Sehabis makan, kami bergegas mandi. Menenteng gayung dan mengguyur badan dengan air kecokelatan. Lantas dari kami masing-masing akan membawa satu buah baskom berisi air. Ini sudah seperti kebiasaan bagi kami. Dari samping rumah, kami akan mengamati beberapa lubang yang terdapat di permukaan tanah. Mengamati beberapa lubang yang tengah di lewati laron. Menangkapnya satu persatu lantas menghantamkan tubuh kecilnya ke baskom air.
Terkadang jika hujan turun selepas sore, saat orang-orang tengah berangkat ke musala, aku bersama Wawan membawa baskom ke salah satu beranda rumah milik orang terkaya di kampungku.

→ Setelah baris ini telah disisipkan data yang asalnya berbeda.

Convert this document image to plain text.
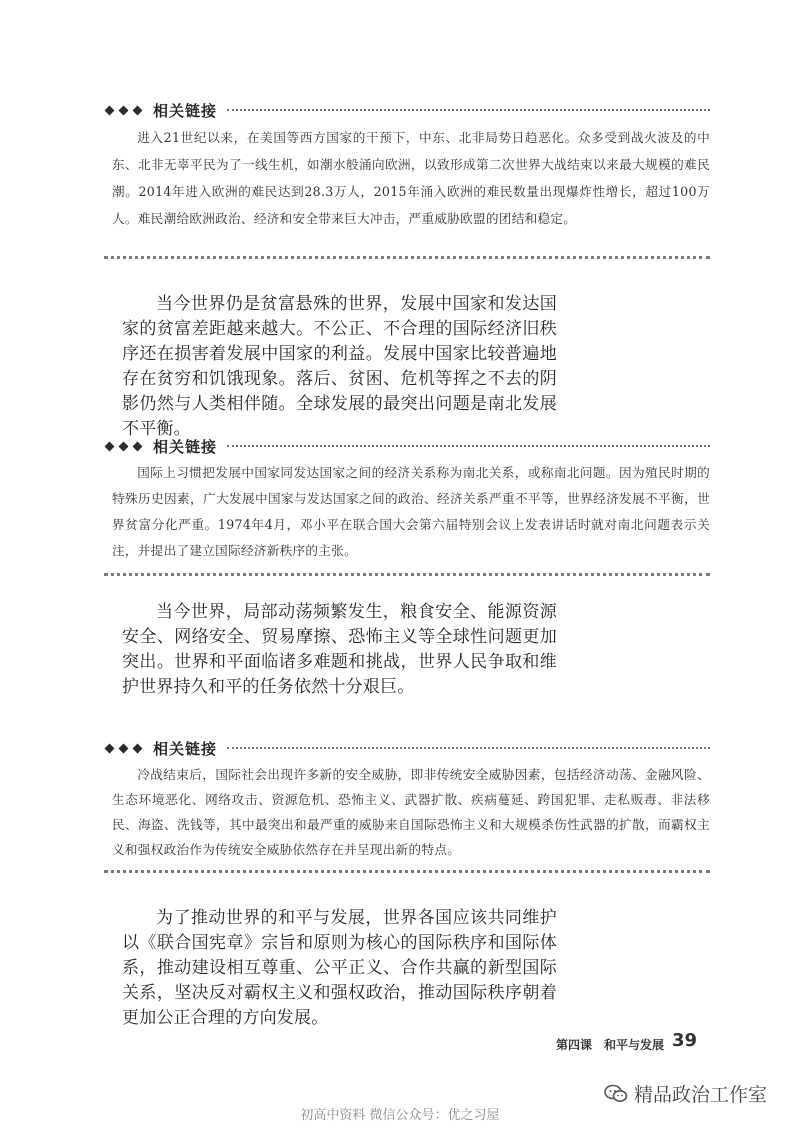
相关链接

进入21世纪以来，在美国等西方国家的干预下，中东、北非局势日趋恶化。众多受到战火波及的中东、北非无辜平民为了一线生机，如潮水般涌向欧洲，以致形成第二次世界大战结束以来最大规模的难民潮。2014年进入欧洲的难民达到28.3万人，2015年涌入欧洲的难民数量出现爆炸性增长，超过100万人。难民潮给欧洲政治、经济和安全带来巨大冲击，严重威胁欧盟的团结和稳定。

当今世界仍是贫富悬殊的世界，发展中国家和发达国家的贫富差距越来越大。不公正、不合理的国际经济旧秩序还在损害着发展中国家的利益。发展中国家比较普遍地存在贫穷和饥饿现象。落后、贫困、危机等挥之不去的阴影仍然与人类相伴随。全球发展的最突出问题是南北发展不平衡。

相关链接

国际上习惯把发展中国家同发达国家之间的经济关系称为南北关系，或称南北问题。因为殖民时期的特殊历史因素，广大发展中国家与发达国家之间的政治、经济关系严重不平等，世界经济发展不平衡，世界贫富分化严重。1974年4月，邓小平在联合国大会第六届特别会议上发表讲话时就对南北问题表示关注，并提出了建立国际经济新秩序的主张。

当今世界，局部动荡频繁发生，粮食安全、能源资源安全、网络安全、贸易摩擦、恐怖主义等全球性问题更加突出。世界和平面临诸多难题和挑战，世界人民争取和维护世界持久和平的任务依然十分艰巨。

相关链接

冷战结束后，国际社会出现许多新的安全威胁，即非传统安全威胁因素，包括经济动荡、金融风险、生态环境恶化、网络攻击、资源危机、恐怖主义、武器扩散、疾病蔓延、跨国犯罪、走私贩毒、非法移民、海盗、洗钱等，其中最突出和最严重的威胁来自国际恐怖主义和大规模杀伤性武器的扩散，而霸权主义和强权政治作为传统安全威胁依然存在并呈现出新的特点。

为了推动世界的和平与发展，世界各国应该共同维护以《联合国宪章》宗旨和原则为核心的国际秩序和国际体系，推动建设相互尊重、公平正义、合作共赢的新型国际关系，坚决反对霸权主义和强权政治，推动国际秩序朝着更加公正合理的方向发展。

第四课　和平与发展 39
精品政治工作室
初高中资料 微信公众号：优之习屋
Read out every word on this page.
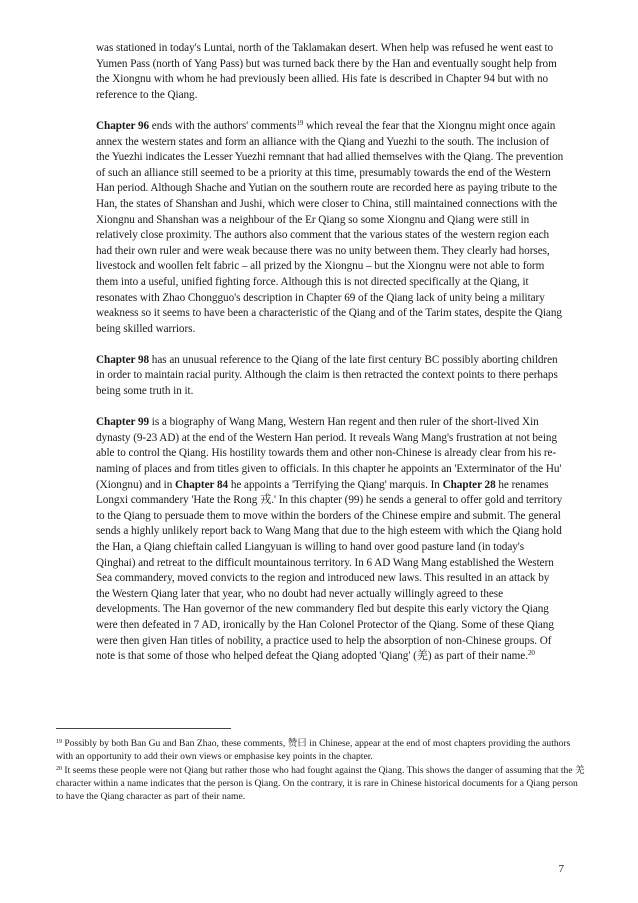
was stationed in today's Luntai, north of the Taklamakan desert. When help was refused he went east to Yumen Pass (north of Yang Pass) but was turned back there by the Han and eventually sought help from the Xiongnu with whom he had previously been allied. His fate is described in Chapter 94 but with no reference to the Qiang.

Chapter 96 ends with the authors' comments$^{19}$ which reveal the fear that the Xiongnu might once again annex the western states and form an alliance with the Qiang and Yuezhi to the south. The inclusion of the Yuezhi indicates the Lesser Yuezhi remnant that had allied themselves with the Qiang. The prevention of such an alliance still seemed to be a priority at this time, presumably towards the end of the Western Han period. Although Shache and Yutian on the southern route are recorded here as paying tribute to the Han, the states of Shanshan and Jushi, which were closer to China, still maintained connections with the Xiongnu and Shanshan was a neighbour of the Er Qiang so some Xiongnu and Qiang were still in relatively close proximity. The authors also comment that the various states of the western region each had their own ruler and were weak because there was no unity between them. They clearly had horses, livestock and woollen felt fabric – all prized by the Xiongnu – but the Xiongnu were not able to form them into a useful, unified fighting force. Although this is not directed specifically at the Qiang, it resonates with Zhao Chongguo's description in Chapter 69 of the Qiang lack of unity being a military weakness so it seems to have been a characteristic of the Qiang and of the Tarim states, despite the Qiang being skilled warriors.

Chapter 98 has an unusual reference to the Qiang of the late first century BC possibly aborting children in order to maintain racial purity. Although the claim is then retracted the context points to there perhaps being some truth in it.

Chapter 99 is a biography of Wang Mang, Western Han regent and then ruler of the short-lived Xin dynasty (9-23 AD) at the end of the Western Han period. It reveals Wang Mang's frustration at not being able to control the Qiang. His hostility towards them and other non-Chinese is already clear from his re-naming of places and from titles given to officials. In this chapter he appoints an 'Exterminator of the Hu' (Xiongnu) and in Chapter 84 he appoints a 'Terrifying the Qiang' marquis. In Chapter 28 he renames Longxi commandery 'Hate the Rong 戎.' In this chapter (99) he sends a general to offer gold and territory to the Qiang to persuade them to move within the borders of the Chinese empire and submit. The general sends a highly unlikely report back to Wang Mang that due to the high esteem with which the Qiang hold the Han, a Qiang chieftain called Liangyuan is willing to hand over good pasture land (in today's Qinghai) and retreat to the difficult mountainous territory. In 6 AD Wang Mang established the Western Sea commandery, moved convicts to the region and introduced new laws. This resulted in an attack by the Western Qiang later that year, who no doubt had never actually willingly agreed to these developments. The Han governor of the new commandery fled but despite this early victory the Qiang were then defeated in 7 AD, ironically by the Han Colonel Protector of the Qiang. Some of these Qiang were then given Han titles of nobility, a practice used to help the absorption of non-Chinese groups. Of note is that some of those who helped defeat the Qiang adopted 'Qiang' (羌) as part of their name.$^{20}$

$^{19}$ Possibly by both Ban Gu and Ban Zhao, these comments, 赞曰 in Chinese, appear at the end of most chapters providing the authors with an opportunity to add their own views or emphasise key points in the chapter.

$^{20}$ It seems these people were not Qiang but rather those who had fought against the Qiang. This shows the danger of assuming that the 羌 character within a name indicates that the person is Qiang. On the contrary, it is rare in Chinese historical documents for a Qiang person to have the Qiang character as part of their name.

7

Lampu-lampunya yang megah akan mengundang ratusan laron untuk mendekat. Mengerubunginya dengan senang. Aku dan Wawan mengambili dengan cekatan laron-laron yang telah jatuh atau yang sedang di atas lantai. Memegang sayap kecokelatannya agar badannya tak hancur oleh tangan-tangan kami. Lantas, menceburkan tubuh-tubuh cokelat laron tersebut. Si pemilik rumah hanya mengintip dari jendela, kelambu ungu menghalangi kaca namun aku tahu bahwa ada sepasang mata yang mengamati lekat-lekat kelakuan kami.
“Dik, cari laron buat rempeyek lagi ya?” tanya sepasang mata yang tadi mengintip di celah kelambu ungu secara tiba-tiba. Cuping hidungnya begitu mancung dan matanya agak sipit. Wawan segera mengangguk, aku lekas tersenyum sembari memandangi tanganku yang penuh dengan rontokan sayap-sayap laron.

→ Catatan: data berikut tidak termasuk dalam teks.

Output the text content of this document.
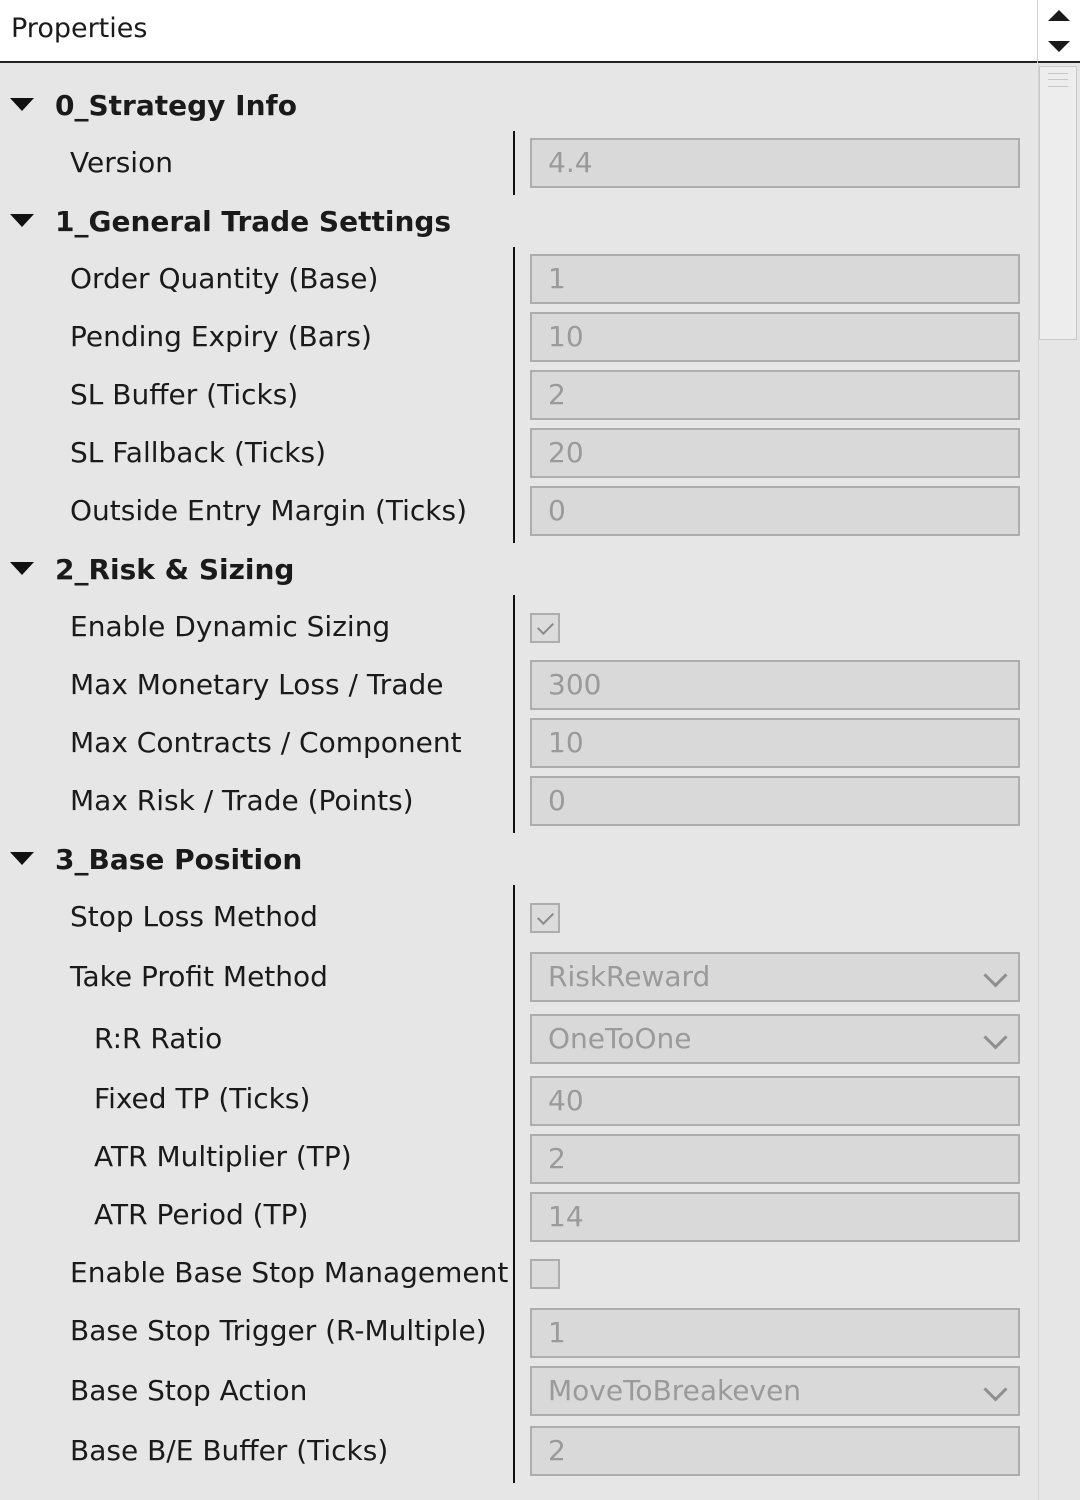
Properties
0_Strategy Info
Version	4.4
1_General Trade Settings
Order Quantity (Base)	1
Pending Expiry (Bars)	10
SL Buffer (Ticks)	2
SL Fallback (Ticks)	20
Outside Entry Margin (Ticks)	0
2_Risk & Sizing
Enable Dynamic Sizing
Max Monetary Loss / Trade	300
Max Contracts / Component	10
Max Risk / Trade (Points)	0
3_Base Position
Stop Loss Method
Take Profit Method	RiskReward
R:R Ratio	OneToOne
Fixed TP (Ticks)	40
ATR Multiplier (TP)	2
ATR Period (TP)	14
Enable Base Stop Management
Base Stop Trigger (R-Multiple)	1
Base Stop Action	MoveToBreakeven
Base B/E Buffer (Ticks)	2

“Masuk dulu, ayo makan sama kakak. Ada daging ayam di dalam, daripada makan laron terus.” Wawan terlihat buncah mendengar tawaran itu. Sebelum ia mengangguk setuju aku segera menarik tangannya dan menggeleng dengan memberi isyarat dengan roman muka yang menolak. Aku teringat pantangan ibu. Semelarat apa pun kita, tak elok jika makan harus meminta belas kasih. Kami memang keluarga miskin. Dan ibu tak akan membiarkan kami diberi makan oleh tangan-tangan orang lain. Lagipula aku lebih suka daging laron yang garing dibanding ayam. Wawan menunduk lemas dan seret langkahnya terasa berat. Aku membiarkannya saja, kelak aku berjanji akan membawa keluarga ini keluar dari keterpurukan hidup yang menghimpit.
***
Hujan tak kunjung memberikan tanda reda. Gemerlap lampu-lampu mobil terlihat seperti kunang-kunang. Nyalak suara klakson terdengar buas di sela-sela jalan yang semakin basah. Laron yang tadi berterbangan entah telah jatuh di mana, aku masih menunggu laron-laron berikutnya. Namun, ini bukan pedesaan yang syarat dengan rayap yang keluar dari lubang dan terbang menjadi laron.
Tapi di ujung meja kerjaku stoples kaca tersebut masih saja kupandangi. Stoples rempeyek laron. Rempeyek kekuningan yang sedikit berminyak dan nampak gurih. Rempeyek yang baru dibuat dan pasti masih renyah. Namun aku tak ingin memakannya. Itu stoples rempeyek terakhirku. Stoples rempeyek yang dibuat seminggu yang lalu, sebelum ibuku meninggal dan dikubur.
Aku melihat laron tersebut terbang kembali, perasaanku menjadi buncah. Ia terbang ke arahku, lantas hinggap di lengan tangannku. Aku mendengarnya. Laron tersebut menyapaku.